Aged hands of a person of colour crossed over their lap

Stories about migration are everywhere right now, on television, in the news, and increasingly in novels. But long before it became a widely discussed topic, migration shaped families, identities, and histories in ways that are still unfolding today.


For many of us, these stories are not abstract. They are personal.


They live in the stories our parents told us about the places they left behind. In the recipes passed down through generations. In the small cultural habits that survive even when oceans separate us from where we began.


These are the kinds of stories that inspire the books I write.


The Emotional Truth Behind Migration


When people move to a new country, the practical challenges are obvious: finding work, building a home, learning a new system. But what interests me most as a writer is the emotional landscape that sits beneath those experiences.


Migration is not just a journey across geography. It is a journey of identity.


Who do we become when we leave one place and begin again somewhere else?What parts of ourselves do we carry forward, and what do we leave behind?


These questions are often felt most strongly by women.
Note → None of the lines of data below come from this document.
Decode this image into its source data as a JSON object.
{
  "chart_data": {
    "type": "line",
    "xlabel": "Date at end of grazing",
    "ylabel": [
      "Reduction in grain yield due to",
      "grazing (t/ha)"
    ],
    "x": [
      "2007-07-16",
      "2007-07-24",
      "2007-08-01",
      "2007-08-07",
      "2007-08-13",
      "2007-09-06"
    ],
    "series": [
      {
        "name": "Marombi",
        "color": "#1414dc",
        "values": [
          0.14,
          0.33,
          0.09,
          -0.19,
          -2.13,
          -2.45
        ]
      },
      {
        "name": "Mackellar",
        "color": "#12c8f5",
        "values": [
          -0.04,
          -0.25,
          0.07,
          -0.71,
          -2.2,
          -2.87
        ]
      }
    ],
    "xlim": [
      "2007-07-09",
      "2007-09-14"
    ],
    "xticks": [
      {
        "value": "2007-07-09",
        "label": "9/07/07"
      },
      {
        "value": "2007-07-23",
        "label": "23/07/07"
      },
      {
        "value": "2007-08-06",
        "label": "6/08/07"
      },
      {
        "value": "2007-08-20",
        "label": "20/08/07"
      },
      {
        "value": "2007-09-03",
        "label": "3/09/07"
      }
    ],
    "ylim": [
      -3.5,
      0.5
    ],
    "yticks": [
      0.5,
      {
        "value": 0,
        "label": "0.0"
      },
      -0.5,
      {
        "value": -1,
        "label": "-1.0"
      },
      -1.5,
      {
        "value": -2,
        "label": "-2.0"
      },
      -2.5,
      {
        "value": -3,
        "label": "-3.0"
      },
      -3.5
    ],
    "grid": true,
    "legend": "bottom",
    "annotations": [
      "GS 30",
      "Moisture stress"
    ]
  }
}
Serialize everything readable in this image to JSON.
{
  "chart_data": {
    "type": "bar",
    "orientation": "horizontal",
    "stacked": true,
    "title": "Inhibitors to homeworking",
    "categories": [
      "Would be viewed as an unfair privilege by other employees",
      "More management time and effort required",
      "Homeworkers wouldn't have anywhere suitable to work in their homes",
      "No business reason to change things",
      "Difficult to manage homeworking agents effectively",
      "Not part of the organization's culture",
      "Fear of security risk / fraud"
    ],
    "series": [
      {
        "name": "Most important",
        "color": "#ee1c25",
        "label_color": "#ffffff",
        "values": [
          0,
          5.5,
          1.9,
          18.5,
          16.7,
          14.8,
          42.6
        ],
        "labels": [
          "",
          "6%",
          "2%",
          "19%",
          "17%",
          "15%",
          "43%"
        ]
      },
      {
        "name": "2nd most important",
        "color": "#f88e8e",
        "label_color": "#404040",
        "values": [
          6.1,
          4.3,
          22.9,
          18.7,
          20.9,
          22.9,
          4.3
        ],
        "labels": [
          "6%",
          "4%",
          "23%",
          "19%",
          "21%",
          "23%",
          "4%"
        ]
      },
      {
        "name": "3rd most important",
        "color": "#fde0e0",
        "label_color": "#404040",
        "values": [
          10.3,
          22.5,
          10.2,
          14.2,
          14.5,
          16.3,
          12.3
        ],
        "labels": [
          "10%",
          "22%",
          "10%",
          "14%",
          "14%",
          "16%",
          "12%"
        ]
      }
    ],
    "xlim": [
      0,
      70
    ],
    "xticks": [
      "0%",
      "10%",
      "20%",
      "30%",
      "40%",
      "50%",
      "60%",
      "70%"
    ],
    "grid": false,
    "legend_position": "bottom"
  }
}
In many families, women hold together memory, culture, and emotional connection across generations.


That tension, between past and present, belonging and reinvention, is fertile ground for storytelling.


The Stories Hidden in Family History


Many migration stories are never written down. They live in fragments: an anecdote told at the dinner table, a photograph whose context has been half forgotten, a memory shared by an older relative.


Sometimes those fragments are all we have.


Yet within them are extraordinary lives.


People who crossed oceans with little more than hope. People who rebuilt their lives in unfamiliar cities. People who carried secrets, sacrifices, and dreams that shaped the generations who followed.


When I write historical fiction, I often think about those hidden stories. Fiction gives us a way to imagine the emotional truths that history books rarely capture.


Why These Stories Still Matter


It might seem that migration stories belong to the past. But their impact continues to shape our present.


Children and grandchildren of migrants often grow up navigating multiple identities. Connected to more than one culture, more than one place, and sometimes more than one version of history.


That complexity can be challenging, but it is also powerful. It creates stories that span generations and oceans. Stories of resilience. Stories of love. Stories of identity. And perhaps most importantly, stories of women finding their voice within the circumstances history placed around them.


The Stories I Love to Tell


In my novels, I explore emotionally rich stories set between the Caribbean and London - stories where love, identity, and secrets shape the lives of women across generations.


I’m drawn to characters who face difficult choices. Women who must navigate family expectations, cultural change, and the quiet weight of the past. Because within those journeys are questions many of us still ask ourselves: Where do we belong? What do we inherit from the past? And how do we shape our own future?


Those questions never stop being relevant.


And that’s why these stories still matter.